The error message is -





runfile('C:/Users/HSIPL/Desktop/Homework 8 Solution draft.py', wdir='C:/Users/HSIPL/Desktop')
Traceback (most recent call last):

  File "<ipython-input-31-1ba40d3637a3>", line 1, in <module>
    runfile('C:/Users/HSIPL/Desktop/Homework 8 Solution draft.py', wdir='C:/Users/HSIPL/Desktop')

  File "C:\Users\HSIPL\Anaconda3\lib\site-packages\spyder_kernels\customize\spydercustomize.py", line 668, in runfile
    execfile(filename, namespace)

  File "C:\Users\HSIPL\Anaconda3\lib\site-packages\spyder_kernels\customize\spydercustomize.py", line 108, in execfile
    exec(compile(f.read(), filename, 'exec'), namespace)

  File "C:/Users/HSIPL/Desktop/Homework 8 Solution draft.py", line 45, in <module>
    plt.plot(k1_range, scores)

  File "C:\Users\HSIPL\Anaconda3\lib\site-packages\matplotlib\pyplot.py", line 3363, in plot
    ret = ax.plot(*args, **kwargs)

  File "C:\Users\HSIPL\Anaconda3\lib\site-packages\matplotlib\__init__.py", line 1867, in inner
    return func(ax, *args, **kwargs)

  File "C:\Users\HSIPL\Anaconda3\lib\site-packages\matplotlib\axes\_axes.py", line 1528, in plot
    for line in self._get_lines(*args, **kwargs):

  File "C:\Users\HSIPL\Anaconda3\lib\site-packages\matplotlib\axes\_base.py", line 406, in _grab_next_args
    for seg in self._plot_args(this, kwargs):

  File "C:\Users\HSIPL\Anaconda3\lib\site-packages\matplotlib\axes\_base.py", line 383, in _plot_args
    x, y = self._xy_from_xy(x, y)

  File "C:\Users\HSIPL\Anaconda3\lib\site-packages\matplotlib\axes\_base.py", line 242, in _xy_from_xy
    "have shapes {} and {}".format(x.shape, y.shape))

ValueError: x and y must have same first dimension, but have shapes (8,) and (38,)




Please refer the attached image file -





[Image: o8oNB.jpg]




Please help me on this case




You definitely need to use different score accumulation arrays: score1 and score2. Now, you are appending all results to the same array named score, it grows and becomes incompatible by size with k1_range and k2_range arrays

May I know how to write the correct and complete code for that part


You need to restructure your code significantly.
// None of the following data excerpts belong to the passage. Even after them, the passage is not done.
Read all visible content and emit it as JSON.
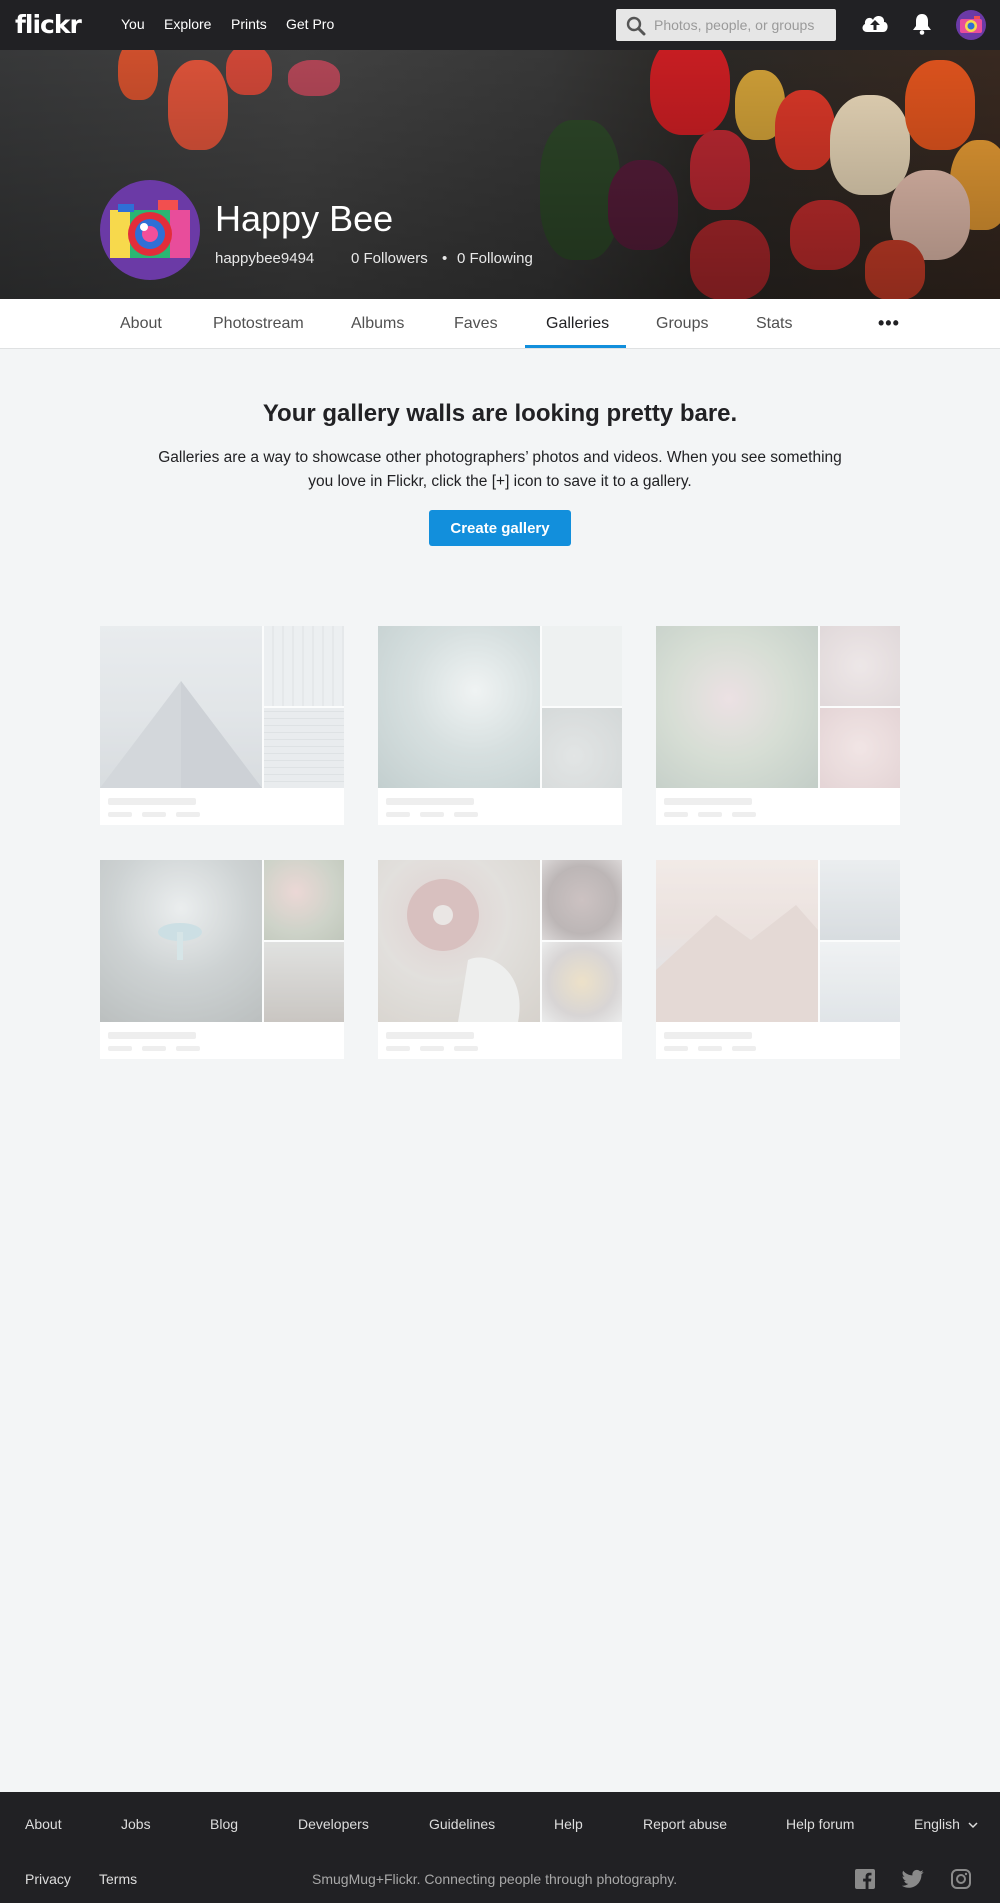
{
  "topbar": {
    "logo": "flickr",
    "nav": [
      "You",
      "Explore",
      "Prints",
      "Get Pro"
    ],
    "search_placeholder": "Photos, people, or groups",
    "icons": [
      "search-icon",
      "upload-cloud-icon",
      "notifications-bell-icon",
      "user-avatar"
    ]
  },
  "profile": {
    "name": "Happy Bee",
    "username": "happybee9494",
    "followers": "0 Followers",
    "separator": "•",
    "following": "0 Following"
  },
  "tabs": {
    "items": [
      "About",
      "Photostream",
      "Albums",
      "Faves",
      "Galleries",
      "Groups",
      "Stats"
    ],
    "active": "Galleries",
    "more": "•••"
  },
  "empty_state": {
    "title": "Your gallery walls are looking pretty bare.",
    "description": "Galleries are a way to showcase other photographers’ photos and videos. When you see something you love in Flickr, click the [+] icon to save it to a gallery.",
    "button": "Create gallery"
  },
  "placeholder_galleries": [
    "glass-building",
    "ocean-waves",
    "pink-flowers",
    "mushrooms",
    "donuts",
    "misty-mountains"
  ],
  "footer": {
    "links": [
      "About",
      "Jobs",
      "Blog",
      "Developers",
      "Guidelines",
      "Help",
      "Report abuse",
      "Help forum"
    ],
    "language": "English",
    "legal": [
      "Privacy",
      "Terms"
    ],
    "tagline": "SmugMug+Flickr. Connecting people through photography.",
    "social": [
      "facebook-icon",
      "twitter-icon",
      "instagram-icon"
    ]
  },
  "colors": {
    "accent": "#128fdc",
    "topbar": "#212124",
    "page_bg": "#f3f5f6"
  }
}
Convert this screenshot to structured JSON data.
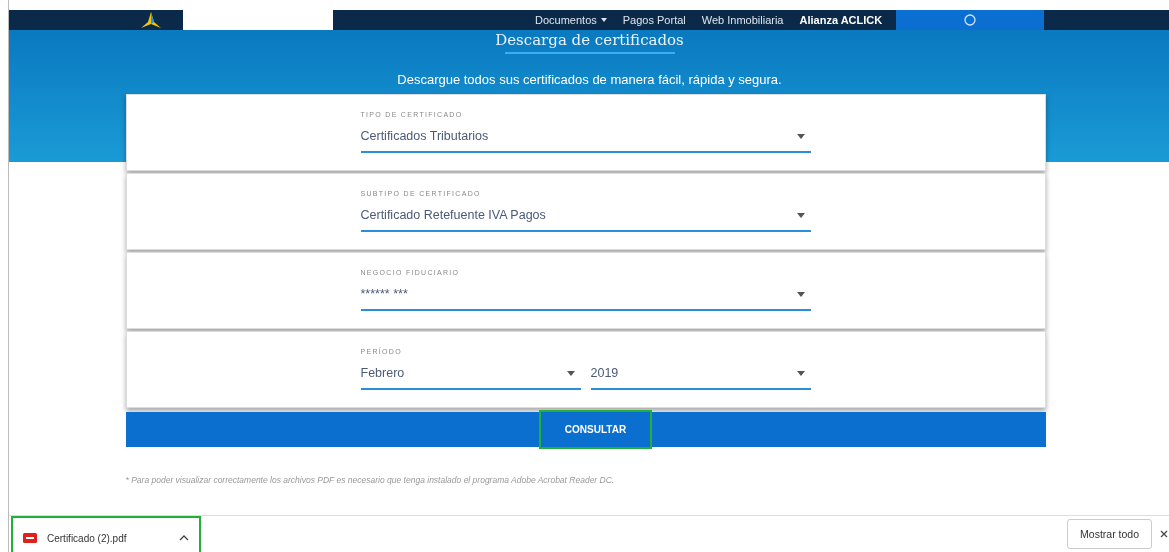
{
  "nav": {
    "links": [
      {
        "label": "Documentos",
        "kind": "dropdown"
      },
      {
        "label": "Pagos Portal",
        "kind": "link"
      },
      {
        "label": "Web Inmobiliaria",
        "kind": "link"
      },
      {
        "label": "Alianza ACLICK",
        "kind": "brand"
      }
    ]
  },
  "hero": {
    "title": "Descarga de certificados",
    "subtitle": "Descargue todos sus certificados de manera fácil, rápida y segura."
  },
  "form": {
    "rows": [
      {
        "label": "TIPO DE CERTIFICADO",
        "fields": [
          {
            "value": "Certificados Tributarios"
          }
        ]
      },
      {
        "label": "SUBTIPO DE CERTIFICADO",
        "fields": [
          {
            "value": "Certificado Retefuente IVA Pagos"
          }
        ]
      },
      {
        "label": "NEGOCIO FIDUCIARIO",
        "fields": [
          {
            "value": "****** ***"
          }
        ]
      },
      {
        "label": "PERÍODO",
        "fields": [
          {
            "value": "Febrero"
          },
          {
            "value": "2019"
          }
        ]
      }
    ],
    "submit": {
      "label": "CONSULTAR",
      "highlighted": true
    }
  },
  "note": "* Para poder visualizar correctamente los archivos PDF es necesario que tenga instalado el programa Adobe Acrobat Reader DC.",
  "downloads": {
    "items": [
      {
        "name": "Certificado (2).pdf",
        "highlighted": true
      }
    ],
    "show_all": "Mostrar todo"
  }
}
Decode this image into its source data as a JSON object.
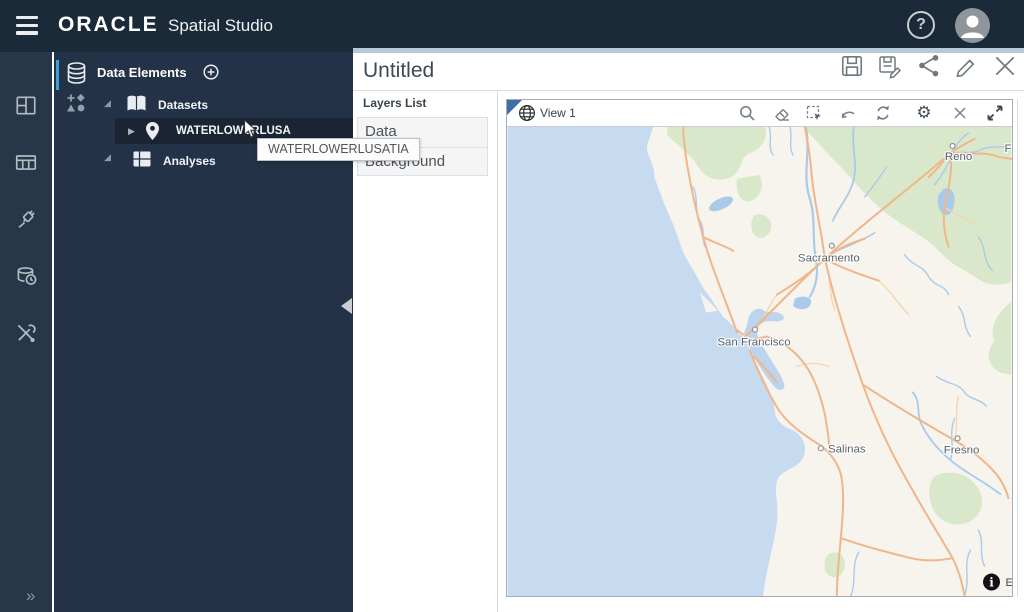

All import statements should be moved to the beginning of the file/document; each part of your code should solve one particular problem and be clear for understanding.


You still need to tweak the code, add a title to each figure, make some refactoring,
e.g. "minkowski" with p=2 is euclidean distance (that is default).